Because baking recipes usually rely on the structure provided by eggs much more than any of the other properties, flaxseed meal usually makes a good substitute for eggs in baking.

  • I used grinded flaxseeds before in backing cakes and it worked fine. However when using it for a different dish it didn't work at all - the dish was very slimey to the point that I couldn't eat it (I find the slimey consistency of flaxseeds submerged in water for a while or of actual egg white extremely gross). What am I doing wrong? I take 1.5 tablespoons mixed with 3 to 4 tablespoons of water per egg and it worked nicely for the cake. The dish didn't cool before eating compared to the cake, but I don't recall the cake to be slimey even when it was still hot. – RimaNari Feb 7 '18 at 21:04
  • 2
    @RimaNari What was the dish? You can't, for instance, use flaxseed to make scrambled “eggs”. – Vaelus Feb 7 '18 at 21:33
  • Thinking about it, it actually was a quite egg-heavy dish: "potato cake", basically potatoes grated very fine, mixed with an onion, eggs and some cheese, baked in the oven. It was 500 g potatoes on 3 eggs (1 egg is supposedly about 50 g), so I reckon it's a rather egg-heavy dish. Maybe flaxseeds don't work here? – RimaNari Feb 8 '18 at 10:23
2

If you want to make a simpler recipe, 330 ml of a carbonate drink will replace oil, eggs, and milk.

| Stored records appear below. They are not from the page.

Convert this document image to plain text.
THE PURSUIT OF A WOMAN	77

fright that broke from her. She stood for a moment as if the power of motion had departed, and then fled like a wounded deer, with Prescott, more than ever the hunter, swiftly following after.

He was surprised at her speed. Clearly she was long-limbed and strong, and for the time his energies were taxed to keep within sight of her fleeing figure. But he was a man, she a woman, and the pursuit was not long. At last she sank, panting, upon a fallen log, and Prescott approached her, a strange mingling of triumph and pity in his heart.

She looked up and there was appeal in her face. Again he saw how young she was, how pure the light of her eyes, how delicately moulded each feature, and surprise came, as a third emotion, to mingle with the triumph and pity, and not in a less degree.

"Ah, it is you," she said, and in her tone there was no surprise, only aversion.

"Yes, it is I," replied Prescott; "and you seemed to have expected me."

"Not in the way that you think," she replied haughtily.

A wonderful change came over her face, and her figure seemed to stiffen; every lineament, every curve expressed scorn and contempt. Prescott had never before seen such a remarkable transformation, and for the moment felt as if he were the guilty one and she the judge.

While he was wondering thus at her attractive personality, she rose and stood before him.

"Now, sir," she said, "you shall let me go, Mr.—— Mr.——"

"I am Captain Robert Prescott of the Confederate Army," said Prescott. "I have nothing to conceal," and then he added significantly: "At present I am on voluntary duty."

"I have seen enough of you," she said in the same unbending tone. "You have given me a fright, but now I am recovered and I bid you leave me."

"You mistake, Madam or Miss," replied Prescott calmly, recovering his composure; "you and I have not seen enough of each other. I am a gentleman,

Or you can use chia, flax, or cornflour as egg substitutes. It is 1 tablespoon of chia, flax, or cornflour mixed with 3 tablespoons of water. Flax and chia seed "eggs" need at least 10 minutes soaking in the water before they are ready to use.

0

If you flax or chia egg (1 tablespoon flax/chia amd 3 tablespoon of water), I recommend adding 1/2 teaspoon of bicarbonate of soda/baking soda to help it rise more and be fluffy. Another option is using 1 tablespoon of cornflour/corn starch to 3 tablespoons of water.

I haven't tested aquafaba. The 330 ml of soda works well.